In 1963, the band continued with hits such as; "Kosor Kopor", "Mitee Momo", "Nyimpa Dasenyi", "Work And Happiness", "Womma Wonka", "Wegya Saman" and "Ewuraba Artificial", "Obra Rehwem".

Nana Ampadu joined the band briefly in 1964. After
he and Hansen had struck an acquaintance he gave Hansen eight songs for free which he recorded with the band. These songs included hit tracks; "Afutusem", "Ntoboase", "Me Nsoromma Bepue" and, "Scholarship". After this encounter, Hansen introduced Nana Ampadu to recording publishers; Phillips West Africa Ltd., and Nana Ampadu was given a chance to record two songs. That same year the band released; "Akokonini Abankwaa", "Owu", "Meni Nda Obiara So", "Agyanka Dabre", "Nyame Mbere" "Knock On Wood", and "Brode Kokoo".

The band was given serious publicity and support from the Nkrumah government. In 1965 Hansen gained a government scholarship to study Photo and Forensic Laboratory management at Czechoslovakia. There, he had a rare chance of doing musical gigs with Karel Velebný; a famous jazz musician and his S & H Quintet (Spejbl and Huvínek Quintet) in Prague.

In 1967 the band released two compilations; Dance with the Ramblers and Dance with the Ramblers (LP, Comp) under Decca record label. That same year the band was sponsored by the Ghana Union of Great Britain and Ireland to embark on a six-week tour of the United Kingdom. They performed in Birmingham, Leeds, Liverpool, London and Manchester. They toured Czechoslovakia that same year.

The band also performed in the United States of America and for the Ghana National Trust Fund and other charitable organizations.

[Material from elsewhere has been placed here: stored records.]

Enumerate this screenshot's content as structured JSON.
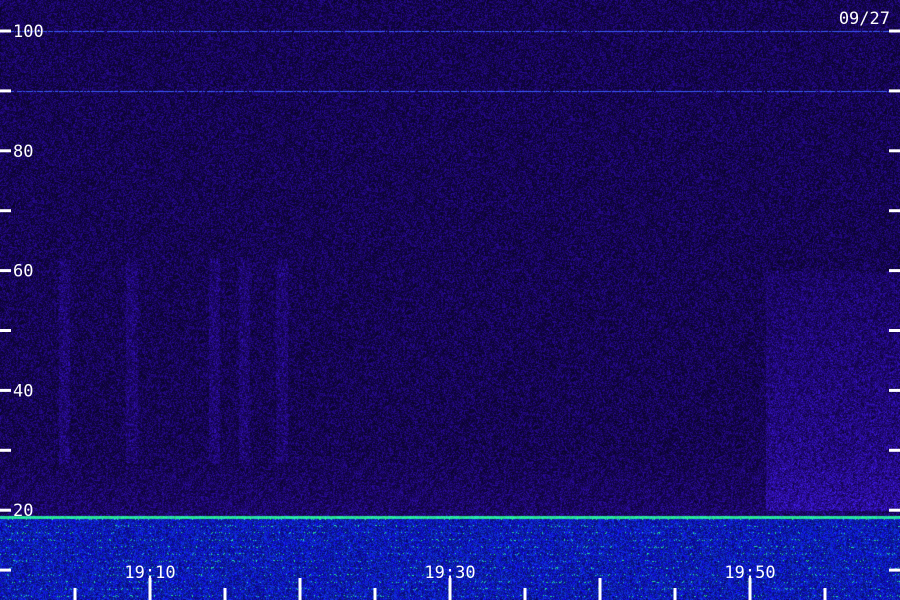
{
  "chart_data": {
    "type": "heatmap",
    "title": "",
    "date_label": "09/27",
    "xlabel": "",
    "ylabel": "",
    "x_tick_labels": [
      "19:10",
      "19:30",
      "19:50"
    ],
    "y_ticks": [
      {
        "value": 100,
        "label": "100"
      },
      {
        "value": 90,
        "label": ""
      },
      {
        "value": 80,
        "label": "80"
      },
      {
        "value": 70,
        "label": ""
      },
      {
        "value": 60,
        "label": "60"
      },
      {
        "value": 50,
        "label": ""
      },
      {
        "value": 40,
        "label": "40"
      },
      {
        "value": 30,
        "label": ""
      },
      {
        "value": 20,
        "label": "20"
      },
      {
        "value": 10,
        "label": ""
      }
    ],
    "ylim": [
      5,
      105
    ],
    "colors": {
      "background": "#1a0a5a",
      "noise_low": "#000010",
      "noise_mid": "#3a1aa0",
      "noise_high": "#4a4aff",
      "band_highlight": "#40ff90",
      "text": "#ffffff"
    },
    "features": {
      "horizontal_lines_at": [
        100,
        90
      ],
      "strong_band_at": 19,
      "low_band_range": [
        5,
        19
      ],
      "vertical_bursts": [
        {
          "x_minute": 4,
          "y_range": [
            28,
            62
          ]
        },
        {
          "x_minute": 8.5,
          "y_range": [
            28,
            62
          ]
        },
        {
          "x_minute": 14,
          "y_range": [
            28,
            62
          ]
        },
        {
          "x_minute": 16,
          "y_range": [
            28,
            62
          ]
        },
        {
          "x_minute": 18.5,
          "y_range": [
            28,
            62
          ]
        }
      ],
      "diffuse_region": {
        "x_minute_range": [
          51,
          60
        ],
        "y_range": [
          20,
          60
        ]
      }
    }
  }
}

In 1971, the band released an album entitled; Doin' Our Own Thing. In 1974, Hansen helped found the Musicians Union of Ghana (MUSIGA) and was elected president of the union. In 1976 and 1977 the band released albums; Ramblers International and Ramblers International (LP) respectively. The deteriorating economic situation of the country in the early 1980s made it impossible for the band to continue. Hansen left for the United States of America where he spent most of his later years. Hansen went on to release over 200 songs until his death.

==Awards==
He received an award at the maiden Music of Ghanaian Origin Dinner and Awards night in 2011, for his contribution to live band music in Ghana.

==Personal life==
He was married to Rosemary Mark Hansen. Together they had seven children. His interests were football, listening to music, reading and writing.

==Death==
Hansen died on Saturday morning 7 April 2012 at the Korle Bu Teaching Hospital after battling an ailment.